BG: (Chuckling), “Will do. Have a nice day.”
Me: “Take care.”
And I left. If one wonders about “reverend”, Gibbons and his friends used to sell “salvation” along the Texas border in the 1960s for a brief period. He acquired the “reverend” moniker because he adopted the Southern preacher affectation while doing so. Apparently, he was quite good and he and his buddies made decent money. “Pearl” is a reference to his sunburst 1959 Gibson Les Paul Standard (the proverbial Holy Grail of Les Pauls). As the Reverend tells the story,
Gibbons had loaned an aspiring actress a 1939 Packard automobile that he collectively owned with some friends so that she could drive from Houston to Hollywood for a screen test.
“We didn’t think the car would make it past El Paso,” Billy says. “But it brought her all the way to Hollywood, and she got the part. We figured the car must have divine connections, so we named it Pearly Gates. Meanwhile, she called and said, ‘Should I send the car back or sell it?’ We said, ‘Sell it!’ She did, and my portion of the settlement arrived the very day I drove out to see the rancher.” (Ed. Note: He used the $250 he received from the car’s sale to buy the guitar from a rancher outsider of Houston).
And so the name Pearly Gates, with all its attendant magic, was transferred to the guitar, which was in mint condition when Billy obtained it. “It still had the original set of flatwound strings from the Gibson factory on it,” Billy marvels.
“Plus an extra set of Black Diamond flat wounds in the case. I still got ’em. Also in the case was a love note, which we also still have, from a girlfriend of the original owner. She said, ‘I like what you do. Meet me later. You might like what I can do.’”
I kind of hope that little interaction was pleasing to him. Instead of fawning over him, I simply told him I knew who he was and some of his history. I did not ask for an autograph or anything, hopefully respecting his privacy (well, somewhat).
jvb
Great pile of stories, John.
I’ve met quite a few celebrities, in part, because I worked at a very famous bookstore where celebs like Matt Groening, Barry Manilow, Gwen Stefani, Diane Lane and her hubby Josh Brolin, Michelle Williams, Lou Ferrigno, and so many more came through. Most staff played it cool, and my wife even got shake the hand of Lou Ferrigno & Barry Manilow (he’s tall!) and got Diane Lane to sign a picture of herself. Lane signed it, “Stay gold.”

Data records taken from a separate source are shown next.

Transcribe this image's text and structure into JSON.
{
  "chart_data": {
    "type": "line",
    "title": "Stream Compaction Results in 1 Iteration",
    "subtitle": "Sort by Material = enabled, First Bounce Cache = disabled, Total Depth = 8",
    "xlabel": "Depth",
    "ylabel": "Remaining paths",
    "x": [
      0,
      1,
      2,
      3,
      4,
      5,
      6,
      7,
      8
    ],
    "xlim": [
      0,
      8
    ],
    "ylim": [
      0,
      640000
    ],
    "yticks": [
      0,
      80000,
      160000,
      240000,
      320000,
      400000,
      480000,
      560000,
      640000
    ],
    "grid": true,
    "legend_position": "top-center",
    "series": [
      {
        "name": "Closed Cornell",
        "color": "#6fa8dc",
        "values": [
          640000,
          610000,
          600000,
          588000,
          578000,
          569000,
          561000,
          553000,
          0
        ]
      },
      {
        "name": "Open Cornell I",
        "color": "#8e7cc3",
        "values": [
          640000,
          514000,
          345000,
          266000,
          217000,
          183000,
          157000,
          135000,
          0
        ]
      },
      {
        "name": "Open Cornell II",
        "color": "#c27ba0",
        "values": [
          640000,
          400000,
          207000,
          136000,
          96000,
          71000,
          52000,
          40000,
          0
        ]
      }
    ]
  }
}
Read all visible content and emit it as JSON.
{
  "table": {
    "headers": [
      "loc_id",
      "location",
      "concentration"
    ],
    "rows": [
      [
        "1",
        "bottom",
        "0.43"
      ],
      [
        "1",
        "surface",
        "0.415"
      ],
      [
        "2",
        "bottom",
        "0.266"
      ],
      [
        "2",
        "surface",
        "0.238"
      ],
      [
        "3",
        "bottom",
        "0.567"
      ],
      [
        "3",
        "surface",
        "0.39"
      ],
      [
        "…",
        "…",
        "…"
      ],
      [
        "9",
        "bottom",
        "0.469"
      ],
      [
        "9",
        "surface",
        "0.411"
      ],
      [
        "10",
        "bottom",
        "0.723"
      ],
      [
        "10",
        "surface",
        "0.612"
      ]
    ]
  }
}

I had the misfortune of meeting Hank Williams III who was very dismissive though I could care less who he was (I’m a Hank II fan personally). I did get really excited to meet singer Sarah MacLachlan who was shopping on her off time in town. Understanding that celebs need privacy, I asked a security guard of hers if I could say hi. I was given permission then then like an idiot fawned all over her.
My best celebrity experience was meeting Harry Belafonte. He and a companion were seated next to me and a date at a nice restaurant. I really wanted to say hi, but my date and I decided to leave the man alone to eat. To our surprise he started a conversation with us. He was polite and engaging. Back at the time smoking was still allowed in restaurants and sadly I was then a smoker. When I lit up a cigarette, Harry looked at me and said, “you’re too beautiful to smoke.” I quit the next day.